China launches first crew to live on new space station

China launches first crew to live on new space station

China launched its first crewed space mission in five years on Thursday, sending three military pilots rocketing to a new orbiting station they are expected to reach around midafternoon.

The astronauts are due to stay for three months in the station’s main living module, named Tianhe, or Heavenly Harmony.

They will be carrying out science experiments and maintenance, spacewalks and preparing the facility to receive two additional modules next year.

While China concedes it arrived late at the space station game, it says its facility is cutting-edge. It could also outlast the International Space Station, which is nearing the end of its functional lifespan.

With Thursday’s launch, China has now sent 14 astronauts into space since it first achieved the feat in 2003, becoming the third country after the former Soviet Union and the US to do so.

Flags and patriotic songs

The astronauts, already wearing their spacesuits, were seen off by space officials, other uniformed military personnel and a crowd of children waving flowers and flags and singing patriotic songs.

The three gave final waves to a crowd of people waving flags, then entered the elevator to take them to the spaceship at the Jiuquan launch centre in northwestern China.

The astronauts are travelling in the Shenzhou-12 spaceship launched by a Long March-2F Y12 rocket that blasted off shortly after the target time of 9:22 a.m. (0122 GMT) with near-perfect visibility at the launch centre on the edge of the Gobi Desert.

The rocket dropped its boosters about two minutes into the flight followed by the coiling surrounding Shenzhou-12 at the top of the rocket. After about 10 minutes it separated from the rocket’s upper section, extended its solar panels and shortly afterwards entered orbit.

About a half-dozen adjustments will take place over the next four to six hours to line up the spaceship for docking with the Tianhe at about 4 p.m. (0800 GMT), the mission’s deputy chief designer, Gao Xu, told state broadcaster CCTV.

‘Breakthroughs and innovations’

The travel time is down from the two days it took to reach China’s earlier experimental space stations, a result of a “great many breakthroughs and innovations” Gao said.

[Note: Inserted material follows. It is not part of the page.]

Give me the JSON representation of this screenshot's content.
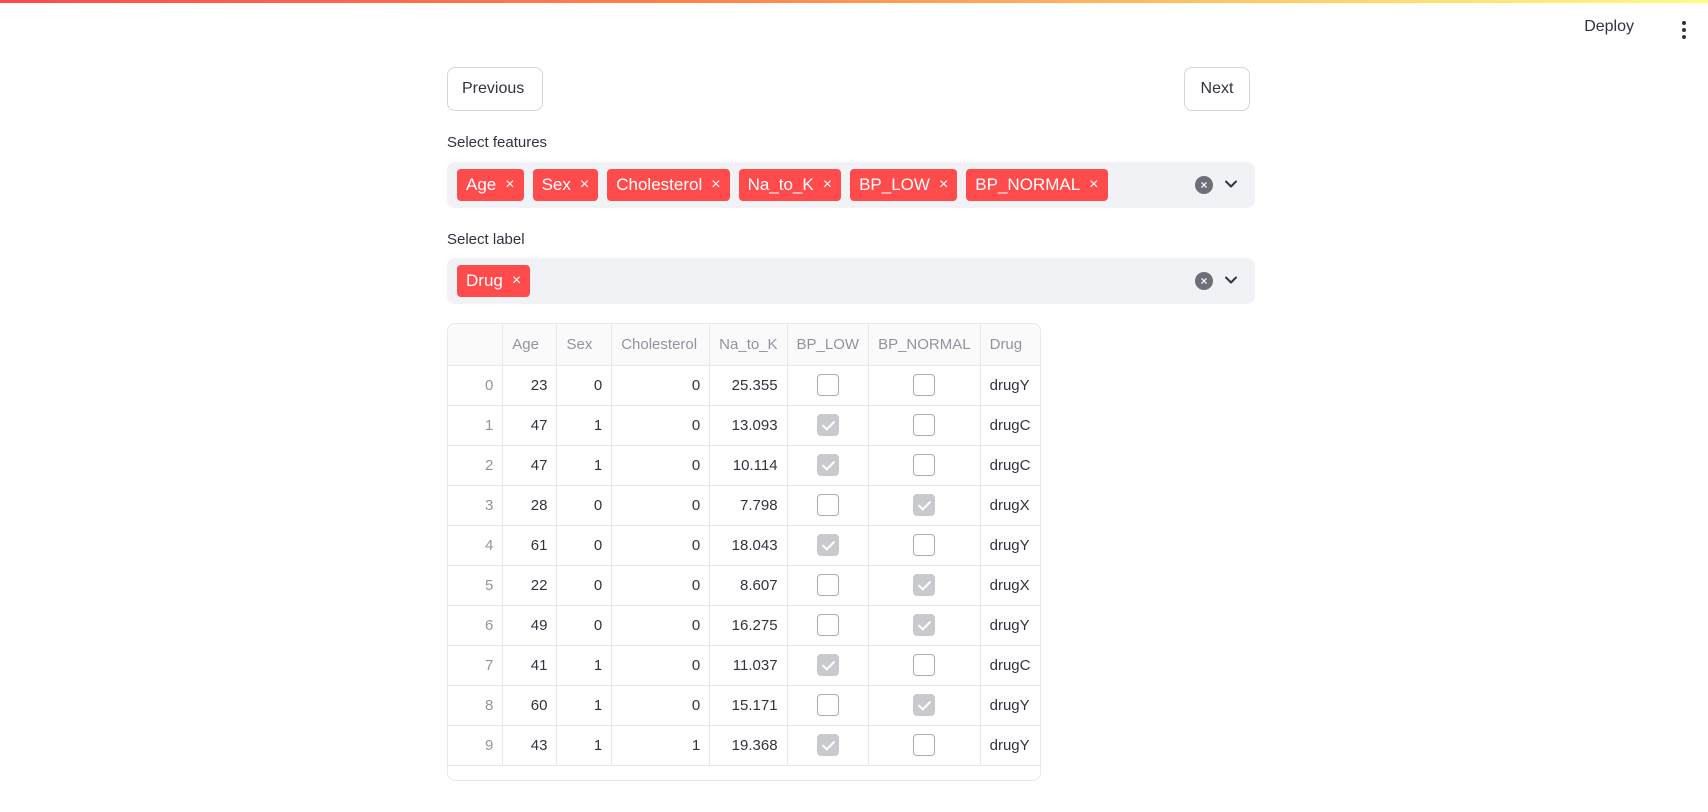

“So the astronauts can a have a good rest in the space which should make them less tired,” Gao said.

Other improvements include an increase in the number of automated and remote-controlled systems that should “significantly lessen the pressure on the astronauts,” Gao said.

China is not a participant in the International Space Station, largely as a result of US objections to the Chinese program’s secrecy and close military ties. However, China has been stepping up cooperation with Russia and a host of other countries.

China landed a probe on Mars last month that carried a rover, the Zhurong, and earlier landed a probe and rover on the moon’s less explored far side and brought back the first lunar samples by any country’s space program since the 1970s.

After the Tianhe was launched in April, the rocket that carried it into space made an uncontrolled reentry to Earth, though China dismissed criticism of the potential safety hazard.

The rocket used Thursday is of a different type and the components that will reenter are expected to burn up long before they could be a danger, said Ji Qiming, assistant director of the China Manned Space Agency.